110. The “Catholic Church, the City of God, whose King is Truth, whose law love and whose measure eternity” (Saint Augustine, Ep. CXXXVIII. Ad Marcellinum, C. 3, N. 17), preaching fearlessly the whole truth of Christ and toiling as the love of Christ demands with the zeal of a mother, stands as a blessed vision of peace above the storm of error and passion awaiting the moment when the all-powerful Hand of Christ the King shall quiet the tempest and banish the spirits of discord which have provoked it.
111. Whatever We can do to hasten the day when the dove of peace may find on this earth, submerged in a deluge of discord, somewhere to alight, We shall continue to do, trusting in those statesmen, who before the outbreak of war, nobly toiled to avert such a scourge from the peoples; trusting in the millions of souls of all countries and of every sphere, who call not for justice alone but for love and mercy; above all, trusting in God Almighty to Whom We daily address the prayer: “in the shadow of thy wings will I hope, until iniquity pass away” (Psalm lvi. 2).
112. God can do all things.
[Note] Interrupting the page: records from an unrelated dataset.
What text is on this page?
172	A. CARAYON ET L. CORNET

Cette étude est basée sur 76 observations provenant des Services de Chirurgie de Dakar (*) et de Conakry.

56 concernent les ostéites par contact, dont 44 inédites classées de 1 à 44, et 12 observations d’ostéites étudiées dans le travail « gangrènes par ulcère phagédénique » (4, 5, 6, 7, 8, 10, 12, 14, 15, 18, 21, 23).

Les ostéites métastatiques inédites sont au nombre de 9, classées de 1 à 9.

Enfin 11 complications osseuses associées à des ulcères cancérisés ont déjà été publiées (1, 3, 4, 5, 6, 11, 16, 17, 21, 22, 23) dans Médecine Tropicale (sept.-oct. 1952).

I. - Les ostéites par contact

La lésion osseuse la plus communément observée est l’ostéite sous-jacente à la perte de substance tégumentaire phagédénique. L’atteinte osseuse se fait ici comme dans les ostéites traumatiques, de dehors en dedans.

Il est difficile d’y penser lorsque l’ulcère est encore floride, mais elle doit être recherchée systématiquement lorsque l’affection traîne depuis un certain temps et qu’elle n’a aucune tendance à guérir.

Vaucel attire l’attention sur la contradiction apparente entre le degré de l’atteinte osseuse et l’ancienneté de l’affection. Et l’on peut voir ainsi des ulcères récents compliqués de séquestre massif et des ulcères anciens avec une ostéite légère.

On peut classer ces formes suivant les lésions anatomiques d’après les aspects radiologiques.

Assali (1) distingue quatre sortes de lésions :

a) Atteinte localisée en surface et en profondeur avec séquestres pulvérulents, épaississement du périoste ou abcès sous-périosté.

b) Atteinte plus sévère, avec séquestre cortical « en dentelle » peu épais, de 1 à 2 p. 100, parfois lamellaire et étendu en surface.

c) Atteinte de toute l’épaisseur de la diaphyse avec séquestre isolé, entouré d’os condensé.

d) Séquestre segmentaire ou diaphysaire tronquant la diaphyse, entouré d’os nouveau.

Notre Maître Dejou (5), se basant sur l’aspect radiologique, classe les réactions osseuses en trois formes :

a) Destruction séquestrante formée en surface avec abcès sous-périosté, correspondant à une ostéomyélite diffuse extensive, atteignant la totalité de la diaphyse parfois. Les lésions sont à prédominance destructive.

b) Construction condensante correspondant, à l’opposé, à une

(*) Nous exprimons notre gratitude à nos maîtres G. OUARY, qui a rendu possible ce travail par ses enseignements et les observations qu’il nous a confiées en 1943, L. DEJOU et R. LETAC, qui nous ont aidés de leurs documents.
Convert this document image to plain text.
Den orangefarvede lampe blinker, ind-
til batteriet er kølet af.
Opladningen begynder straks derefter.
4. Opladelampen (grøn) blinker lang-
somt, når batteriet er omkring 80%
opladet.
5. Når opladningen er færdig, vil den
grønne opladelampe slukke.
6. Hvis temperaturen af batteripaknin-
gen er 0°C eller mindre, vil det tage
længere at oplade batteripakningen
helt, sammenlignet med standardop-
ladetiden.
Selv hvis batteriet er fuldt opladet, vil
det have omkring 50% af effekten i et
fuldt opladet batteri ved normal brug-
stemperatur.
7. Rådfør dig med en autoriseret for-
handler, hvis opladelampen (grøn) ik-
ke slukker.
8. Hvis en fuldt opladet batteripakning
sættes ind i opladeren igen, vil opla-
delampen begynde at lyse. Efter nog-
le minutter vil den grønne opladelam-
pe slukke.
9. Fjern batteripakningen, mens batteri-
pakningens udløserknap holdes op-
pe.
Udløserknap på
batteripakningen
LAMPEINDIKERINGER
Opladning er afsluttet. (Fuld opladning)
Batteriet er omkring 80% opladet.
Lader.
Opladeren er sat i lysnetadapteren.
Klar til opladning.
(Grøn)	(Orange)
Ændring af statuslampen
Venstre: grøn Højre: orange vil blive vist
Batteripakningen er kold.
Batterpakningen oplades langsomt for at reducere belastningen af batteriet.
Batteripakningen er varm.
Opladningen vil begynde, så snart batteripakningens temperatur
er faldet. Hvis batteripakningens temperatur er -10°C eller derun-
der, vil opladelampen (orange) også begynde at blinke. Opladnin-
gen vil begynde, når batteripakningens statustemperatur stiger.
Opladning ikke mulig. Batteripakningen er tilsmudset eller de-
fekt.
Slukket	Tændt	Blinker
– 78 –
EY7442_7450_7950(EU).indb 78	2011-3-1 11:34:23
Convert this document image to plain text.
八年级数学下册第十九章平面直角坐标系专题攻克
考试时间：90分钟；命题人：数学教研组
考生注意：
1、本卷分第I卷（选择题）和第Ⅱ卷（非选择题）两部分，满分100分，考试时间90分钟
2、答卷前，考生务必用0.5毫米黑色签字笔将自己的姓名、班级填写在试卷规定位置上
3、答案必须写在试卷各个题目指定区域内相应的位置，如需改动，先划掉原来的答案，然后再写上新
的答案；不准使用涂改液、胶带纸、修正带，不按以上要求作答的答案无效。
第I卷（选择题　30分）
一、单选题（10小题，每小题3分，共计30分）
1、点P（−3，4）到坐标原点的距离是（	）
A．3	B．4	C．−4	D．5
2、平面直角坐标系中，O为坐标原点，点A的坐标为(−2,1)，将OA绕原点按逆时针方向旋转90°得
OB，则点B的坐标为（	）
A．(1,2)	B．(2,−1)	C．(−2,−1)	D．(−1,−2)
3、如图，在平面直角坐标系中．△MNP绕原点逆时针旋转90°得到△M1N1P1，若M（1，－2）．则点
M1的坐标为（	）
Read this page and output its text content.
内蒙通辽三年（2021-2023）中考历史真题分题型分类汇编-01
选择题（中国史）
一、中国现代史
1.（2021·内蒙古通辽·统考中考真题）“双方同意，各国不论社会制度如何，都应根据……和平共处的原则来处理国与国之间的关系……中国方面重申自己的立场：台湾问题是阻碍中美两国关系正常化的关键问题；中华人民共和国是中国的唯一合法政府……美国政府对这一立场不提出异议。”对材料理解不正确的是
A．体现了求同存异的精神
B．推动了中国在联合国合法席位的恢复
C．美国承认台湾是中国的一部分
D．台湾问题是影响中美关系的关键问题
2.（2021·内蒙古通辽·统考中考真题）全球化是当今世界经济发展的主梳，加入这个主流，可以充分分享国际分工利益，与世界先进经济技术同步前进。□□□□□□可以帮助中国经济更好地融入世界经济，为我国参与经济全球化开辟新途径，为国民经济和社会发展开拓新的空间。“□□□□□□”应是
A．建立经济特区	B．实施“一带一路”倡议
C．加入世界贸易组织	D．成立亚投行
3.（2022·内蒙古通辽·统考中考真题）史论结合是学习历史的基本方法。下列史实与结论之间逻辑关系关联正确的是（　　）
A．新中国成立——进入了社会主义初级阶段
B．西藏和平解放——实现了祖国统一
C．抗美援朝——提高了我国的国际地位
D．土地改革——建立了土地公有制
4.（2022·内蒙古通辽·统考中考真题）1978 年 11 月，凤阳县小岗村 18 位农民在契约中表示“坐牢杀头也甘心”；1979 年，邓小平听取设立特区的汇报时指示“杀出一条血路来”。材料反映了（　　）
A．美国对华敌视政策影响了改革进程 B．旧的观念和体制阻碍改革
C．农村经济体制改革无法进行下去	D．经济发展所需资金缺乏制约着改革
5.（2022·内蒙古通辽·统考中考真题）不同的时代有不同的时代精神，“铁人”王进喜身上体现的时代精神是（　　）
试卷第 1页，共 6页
As well as the happiness and the fortunes of nations, He holds in His hands human counsels and sweetly turns them in whatever direction He wills: even the obstacles are for His Omnipotence means to mould affairs and events and to direct minds and free wills to His all-high purposes.
113. Pray then, Venerable Brethren, pray without ceasing; pray especially when you offer the Divine Sacrifice of Love. Do you, too, pray, you whose courageous profession of the Faith entails today hard, painful and not rarely, heroic sacrifices; pray you, suffering and agonizing members of the Church, when Jesus comes to console and to heal your pains, and do not forget with the aid of a true spirit of mortification and worthy practice of penance to make your prayers more acceptable in the eyes of Him Who “lifteth up all that fall: and setteth up all that are cast down” (Psalm cxiv. 14), that He in His mercy may shorten the days of trial and that thus the word of the Psalmist may be verified: “Then they cried to the Lord in their affliction: and he delivered them out of their distresses” (Psalm cvi. 13).
114. And you, white legions of children who are so loved and dear to Jesus, when you receive in Holy Communion the Bread of Life, raise up your simple and innocent prayers and unite them with those of the Universal Church. The heart of Jesus, Who loves you, does not resist your suppliant innocence. Pray every one, pray uninterruptedly: “Pray without ceasing” (Thessalonians, v. 10).
115. In this way you will put into practice the sublime precept of the Divine Master, the most sacred testament of His Heart, “That they all may be one” (Saint John xvii. 21) that all may live in that unity of faith and of love, from which the world may know the power and efficacy of Christ’s mission and of the work of His Church.
116. The early Church understood and practiced this Divine Precept, and expressed it in a magnificent prayer; do you associate yourselves with those sentiments which answer so well to the necessities of the present hour: “Remember, O Lord, Thy Church, to free her from all evil and to perfect her in Thy love, and sanctify and collect her from the four winds into Thy Kingdom, which Thou has prepared for her, because Thine is the power, and the glory for ever” (Doctrine of the Twelve Apostles, C 10).
117. In the confidence that God, the Author and Lover of Peace, will hear the supplications of the Church, We impart to you all as a pledge of the abundance of Divine Grace, from the fullness of Our paternal heart, the Apostolic Benediction.